Achilles tendon rupture is not a pleasant experience. Research suggests that the Achilles is one of the most frequently ruptured tendons, mainly occurring in middleaged men during sporting activities (that’s not an excuse to sit on the sofa with a brew and a chocolate biscuit). And the incidence of ruptures is on the increase.
There are two main schools of thought when it comes to rehabilitation: surgical repair or nonsurgical rehab. In addition, it has become common after surgery to include early functional mobilisation, such as using an adjustable brace, and now the same approach is being taken with promising results in non-surgical settings.
But how do we know which approach is the most effective? Patient-reported outcome scores are an increasingly popular way to help therapists evaluate functional results and to compare incapacity on an individual level. Several valid and reliable scores are in general use for shoulder, knee and ankle injuries, and there are also specific scoring systems for evaluating patients with patellar tendinosis and Achilles tendinopathy. But what if your tendon has gone snap and you are recovering from a rupture?

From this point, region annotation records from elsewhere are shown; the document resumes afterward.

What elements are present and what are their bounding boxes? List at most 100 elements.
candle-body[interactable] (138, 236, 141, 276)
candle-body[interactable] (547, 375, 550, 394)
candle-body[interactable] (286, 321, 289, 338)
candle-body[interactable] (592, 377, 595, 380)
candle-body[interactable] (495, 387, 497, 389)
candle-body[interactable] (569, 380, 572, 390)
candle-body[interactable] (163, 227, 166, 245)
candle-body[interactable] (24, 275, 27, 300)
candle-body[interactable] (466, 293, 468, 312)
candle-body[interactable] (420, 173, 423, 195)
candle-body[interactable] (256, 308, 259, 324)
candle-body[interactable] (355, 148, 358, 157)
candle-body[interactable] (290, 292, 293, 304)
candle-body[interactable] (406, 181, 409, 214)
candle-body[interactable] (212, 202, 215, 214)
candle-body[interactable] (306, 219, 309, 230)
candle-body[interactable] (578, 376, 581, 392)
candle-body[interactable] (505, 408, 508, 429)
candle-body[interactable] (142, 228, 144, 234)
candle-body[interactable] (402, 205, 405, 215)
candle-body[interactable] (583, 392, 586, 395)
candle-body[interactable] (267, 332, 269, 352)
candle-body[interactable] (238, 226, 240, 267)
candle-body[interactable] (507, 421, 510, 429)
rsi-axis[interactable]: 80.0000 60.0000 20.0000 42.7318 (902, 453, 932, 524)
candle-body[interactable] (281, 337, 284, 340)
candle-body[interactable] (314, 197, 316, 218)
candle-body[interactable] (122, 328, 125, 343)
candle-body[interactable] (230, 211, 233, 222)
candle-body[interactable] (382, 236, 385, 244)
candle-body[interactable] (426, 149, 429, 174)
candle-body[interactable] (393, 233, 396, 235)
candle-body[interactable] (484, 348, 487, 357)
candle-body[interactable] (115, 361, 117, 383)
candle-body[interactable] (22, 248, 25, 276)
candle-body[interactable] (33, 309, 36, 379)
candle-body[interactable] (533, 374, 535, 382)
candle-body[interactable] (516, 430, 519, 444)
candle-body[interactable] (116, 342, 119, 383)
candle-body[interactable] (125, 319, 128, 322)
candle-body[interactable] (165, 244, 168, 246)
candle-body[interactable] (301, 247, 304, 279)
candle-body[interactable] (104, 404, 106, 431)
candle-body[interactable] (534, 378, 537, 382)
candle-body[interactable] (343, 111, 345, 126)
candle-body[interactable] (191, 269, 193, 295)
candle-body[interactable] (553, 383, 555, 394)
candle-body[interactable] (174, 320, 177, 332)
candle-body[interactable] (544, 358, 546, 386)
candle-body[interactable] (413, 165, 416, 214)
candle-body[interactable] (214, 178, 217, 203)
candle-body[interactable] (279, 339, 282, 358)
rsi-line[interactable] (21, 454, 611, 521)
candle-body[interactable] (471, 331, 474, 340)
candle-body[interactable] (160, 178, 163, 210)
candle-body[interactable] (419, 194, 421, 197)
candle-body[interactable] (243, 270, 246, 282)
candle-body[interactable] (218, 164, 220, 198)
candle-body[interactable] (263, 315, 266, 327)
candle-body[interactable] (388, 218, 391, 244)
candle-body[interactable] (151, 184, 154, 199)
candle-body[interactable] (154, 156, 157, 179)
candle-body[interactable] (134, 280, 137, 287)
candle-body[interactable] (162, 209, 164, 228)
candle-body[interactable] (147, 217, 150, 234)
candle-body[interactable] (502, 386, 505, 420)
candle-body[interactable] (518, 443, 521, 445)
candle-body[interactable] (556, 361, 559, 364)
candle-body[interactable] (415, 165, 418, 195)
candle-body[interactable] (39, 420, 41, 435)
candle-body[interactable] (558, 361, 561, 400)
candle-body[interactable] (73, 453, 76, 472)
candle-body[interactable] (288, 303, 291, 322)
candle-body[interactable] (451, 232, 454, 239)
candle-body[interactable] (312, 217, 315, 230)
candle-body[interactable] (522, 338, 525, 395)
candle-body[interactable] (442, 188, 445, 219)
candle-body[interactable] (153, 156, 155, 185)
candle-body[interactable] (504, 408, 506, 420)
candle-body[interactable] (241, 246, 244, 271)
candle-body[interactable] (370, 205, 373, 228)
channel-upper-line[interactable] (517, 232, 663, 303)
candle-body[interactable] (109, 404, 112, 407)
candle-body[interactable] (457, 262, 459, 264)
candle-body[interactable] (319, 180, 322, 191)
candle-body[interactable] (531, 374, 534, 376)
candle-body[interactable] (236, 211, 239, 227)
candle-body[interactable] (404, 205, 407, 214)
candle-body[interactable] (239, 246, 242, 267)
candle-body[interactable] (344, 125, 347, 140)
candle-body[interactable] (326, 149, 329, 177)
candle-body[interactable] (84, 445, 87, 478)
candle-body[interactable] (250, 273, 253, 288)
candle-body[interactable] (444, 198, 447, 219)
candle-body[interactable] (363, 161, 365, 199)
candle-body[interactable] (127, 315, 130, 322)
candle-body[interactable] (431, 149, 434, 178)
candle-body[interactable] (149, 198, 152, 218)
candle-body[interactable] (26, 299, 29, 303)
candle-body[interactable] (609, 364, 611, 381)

Researchers based in Sweden have the solution(‘The Achilles tendon total rupture score (ATRS):development and validation’, The American Journal of Sports Medicine2007: 35 (3) 421-426), an easily self-administered, validated and sensitive scoring system with high reliability, which evaluates symptoms and their effect on physical activity in patients with Achilles tendon rupture. For the first time, clinicians have a tool that will allow them to compare and contrast different rehabilitation modalities.
The new patient-reported outcome measure (ATRS) can be completed in a couple of minutes, and the score from the 10 items is determined in less than a minute, providing a useful tool for rehabilitation staff to see just how well their rehab programme is going.
Taking the strain
Tendons are specialised structures that transfer forces between muscles and bones. The frequency, duration, and/or magnitude of tendon forces can change dramatically in response to changes in physical activity and muscle strength, but little is known about the interactions between muscle and tendon adaptations in living people. Researchers from California have just completed a study to see if the Achilles tendon adapts to changes in muscle strength to maintain strains within a preferred operating range (‘Achilles tendon adaptation during strength training in young adults’, Medicine and Science in Sports and Exercise2007: 4039 (7) 1147-1152).

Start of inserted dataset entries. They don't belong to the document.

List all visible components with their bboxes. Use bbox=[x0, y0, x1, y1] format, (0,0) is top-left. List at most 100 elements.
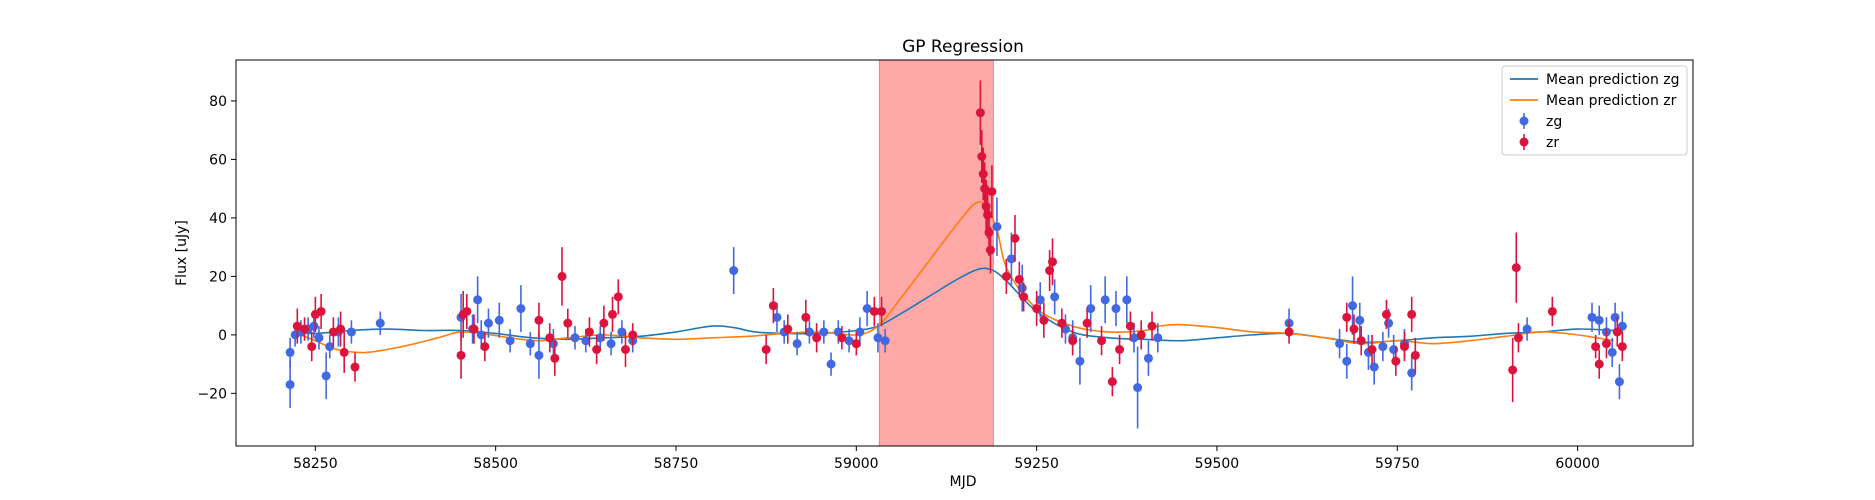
x-axis-label: MJD bbox=[950, 474, 977, 490]
point-zg bbox=[1587, 312, 1597, 322]
x-tick-label: 58750 bbox=[654, 456, 699, 472]
point-zg bbox=[844, 336, 854, 346]
point-zr bbox=[584, 327, 594, 337]
point-zr bbox=[480, 342, 490, 352]
x-axis: 58250 58500 58750 59000 59250 59500 59750 60000 bbox=[293, 446, 1600, 472]
point-zr bbox=[1591, 342, 1601, 352]
shaded-region-layer bbox=[878, 59, 994, 447]
point-zr bbox=[613, 292, 623, 302]
point-zr bbox=[1356, 336, 1366, 346]
point-zr bbox=[339, 347, 349, 357]
point-zg bbox=[494, 315, 504, 325]
point-zg bbox=[309, 321, 319, 331]
point-zr bbox=[1125, 321, 1135, 331]
point-zr bbox=[869, 306, 879, 316]
point-zg bbox=[595, 333, 605, 343]
point-zg bbox=[285, 347, 295, 357]
point-zr bbox=[534, 315, 544, 325]
point-zr bbox=[1547, 306, 1557, 316]
point-zg bbox=[525, 339, 535, 349]
point-zr bbox=[545, 333, 555, 343]
point-zg bbox=[873, 333, 883, 343]
point-zr bbox=[336, 324, 346, 334]
point-zr bbox=[1001, 271, 1011, 281]
point-zg bbox=[1355, 315, 1365, 325]
point-zr bbox=[608, 309, 618, 319]
point-zg bbox=[581, 336, 591, 346]
point-zg bbox=[1389, 345, 1399, 354]
point-zr bbox=[592, 345, 602, 354]
point-zr bbox=[292, 321, 302, 331]
point-zg bbox=[476, 330, 486, 340]
point-zg bbox=[1143, 353, 1153, 363]
legend: Mean prediction zg Mean prediction zr zg zr bbox=[1501, 65, 1688, 156]
point-zr bbox=[984, 228, 994, 238]
point-zg bbox=[375, 318, 385, 328]
legend-marker-swatch bbox=[1519, 116, 1529, 126]
point-zg bbox=[1075, 356, 1085, 366]
point-zg bbox=[473, 295, 483, 305]
point-zr bbox=[1039, 315, 1049, 325]
point-zr bbox=[801, 312, 811, 322]
point-zr bbox=[1147, 321, 1157, 331]
point-zr bbox=[1032, 304, 1042, 314]
point-zr bbox=[550, 353, 560, 363]
legend-zg: zg bbox=[1519, 113, 1562, 130]
point-zr bbox=[985, 245, 995, 255]
point-zg bbox=[855, 327, 865, 337]
point-zr bbox=[1010, 233, 1020, 243]
point-zr bbox=[1391, 356, 1401, 366]
point-zr bbox=[975, 108, 985, 118]
legend-label: zr bbox=[1546, 135, 1559, 151]
point-zg bbox=[804, 327, 814, 337]
point-zr bbox=[316, 306, 326, 316]
plot-frame bbox=[235, 59, 1694, 447]
point-zg bbox=[1614, 377, 1624, 387]
point-zg bbox=[1335, 339, 1345, 349]
point-zr bbox=[987, 187, 997, 197]
point-zr bbox=[1381, 309, 1391, 319]
point-zg bbox=[1129, 333, 1139, 343]
point-zr bbox=[300, 324, 310, 334]
point-zg bbox=[1050, 292, 1060, 302]
point-zr bbox=[307, 342, 317, 352]
point-zr bbox=[1617, 342, 1627, 352]
point-zr bbox=[563, 318, 573, 328]
point-zg bbox=[617, 327, 627, 337]
point-zr bbox=[1115, 345, 1125, 354]
point-zr bbox=[1342, 312, 1352, 322]
point-zg bbox=[1369, 362, 1379, 372]
point-zr bbox=[1399, 342, 1409, 352]
y-tick-label: 60 bbox=[209, 152, 227, 168]
legend-label: Mean prediction zr bbox=[1546, 93, 1677, 109]
x-tick-label: 58250 bbox=[293, 456, 338, 472]
point-zg bbox=[862, 304, 872, 314]
point-zr bbox=[1097, 336, 1107, 346]
point-zg bbox=[483, 318, 493, 328]
y-tick-label: −20 bbox=[197, 386, 227, 402]
point-zg bbox=[505, 336, 515, 346]
legend-mean-prediction-zr: Mean prediction zr bbox=[1510, 93, 1677, 109]
point-zg bbox=[992, 222, 1002, 232]
point-zg bbox=[1348, 301, 1358, 311]
point-zg bbox=[1522, 324, 1532, 334]
point-zg bbox=[819, 327, 829, 337]
point-zr bbox=[768, 301, 778, 311]
point-zg bbox=[729, 266, 739, 276]
point-zr bbox=[978, 169, 988, 179]
legend-marker-swatch bbox=[1519, 137, 1529, 147]
point-zg bbox=[570, 333, 580, 343]
y-axis: −20 0 20 40 60 80 bbox=[197, 94, 236, 402]
point-zg bbox=[1378, 342, 1388, 352]
point-zr bbox=[1601, 339, 1611, 349]
y-tick-label: 40 bbox=[209, 211, 227, 227]
point-zr bbox=[1508, 365, 1518, 375]
point-zr bbox=[1136, 330, 1146, 340]
point-zr bbox=[328, 327, 338, 337]
point-zr bbox=[1513, 333, 1523, 343]
x-tick-label: 59000 bbox=[834, 456, 879, 472]
x-tick-label: 59250 bbox=[1014, 456, 1059, 472]
x-tick-label: 60000 bbox=[1555, 456, 1600, 472]
point-zr bbox=[1367, 345, 1377, 354]
point-zg bbox=[880, 336, 890, 346]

Subjects taking part in the study performed an eight-week strength-training programme (3 x 10 heel raises at 70% of maximum force) consisting of three weekly sessions separated by at least one day of rest. They were tested before and at the end of the first, second, fourth, sixth and eighth weeks to see if increased strength had an effect on the peak strain in the Achilles tendon.
This is the first study to have quantified Achilles tendon strain throughout a strength training programme; what it showed was that the Achilles seems to have a preferred strain limit that is maintained even as muscle strength increases. The actual level of strain seems to vary greatly between individuals.
Does eccentric loading work? It’s not just top athletes who get problems with their Achilles tendons. A sore Achilles can also stop us mere mortals in our tracks. If you trawl through the research you will find numerous studies expounding the virtues of different strategies for the rehabilitation of Achilles tendinopathy, including, controversially, the use of eccentric calf muscle training.
The use of eccentric loading to rehabilitate tendon injuries first came to light in the mid 1980s, but it wasn’t until the late 1990s that the rehab community fully embraced the concept. While there is a lot of support for this intervention with an athletic population, there is very little evidence to suggest that it is an effective treatment within a ‘non-athletic’ population (by which we mean you, probably most of your clients, and me!).
Researchers from Keele University School of Medicine in the UK undertook a study to fill the knowledge gap (‘Eccentric calf muscle training in non-athletic patients with Achilles tendinopathy’, Journal of Science and Medicine in Sport 2007: 10 52-58). To qualify as sedentary, the patients taking part in the study had to have had a physical activity exercise habit over a six-month period of less than three 20-min exercise sessions a week.
The patients (who all had Achilles tendinopathy) underwent a graded progressive eccentric calf strengthening exercise programme (heel drops) for 12 weeks. They were advised to continue the exercises through mild or moderate pain, stopping only if the pain became unbearable.
At the start of the study the patients completed the VISA-A questionnaire – 10 questions developed by the Victorian Institute of Sport in Australia to assess pain and activity. They continued to complete the questionnaire at subsequent visits.
Forty-four per cent of the patients did not improve with eccentric exercise, and the researchers concluded that, while the programme was effective in almost 60% of subjects, it might not benefit sedentary patients to the same extent as has been reported in athletes. That said, I’ve worked with plenty of athletes with niggly Achilles tendons, and I’ve found that although eccentric loading worked wonders with some, it didn’t make any difference for others…
Personally I’m not sure it has much to do with activity levels. The key is not to take a one-size-fits-all approach. Eccentric loading is going to work for some people, and not for others.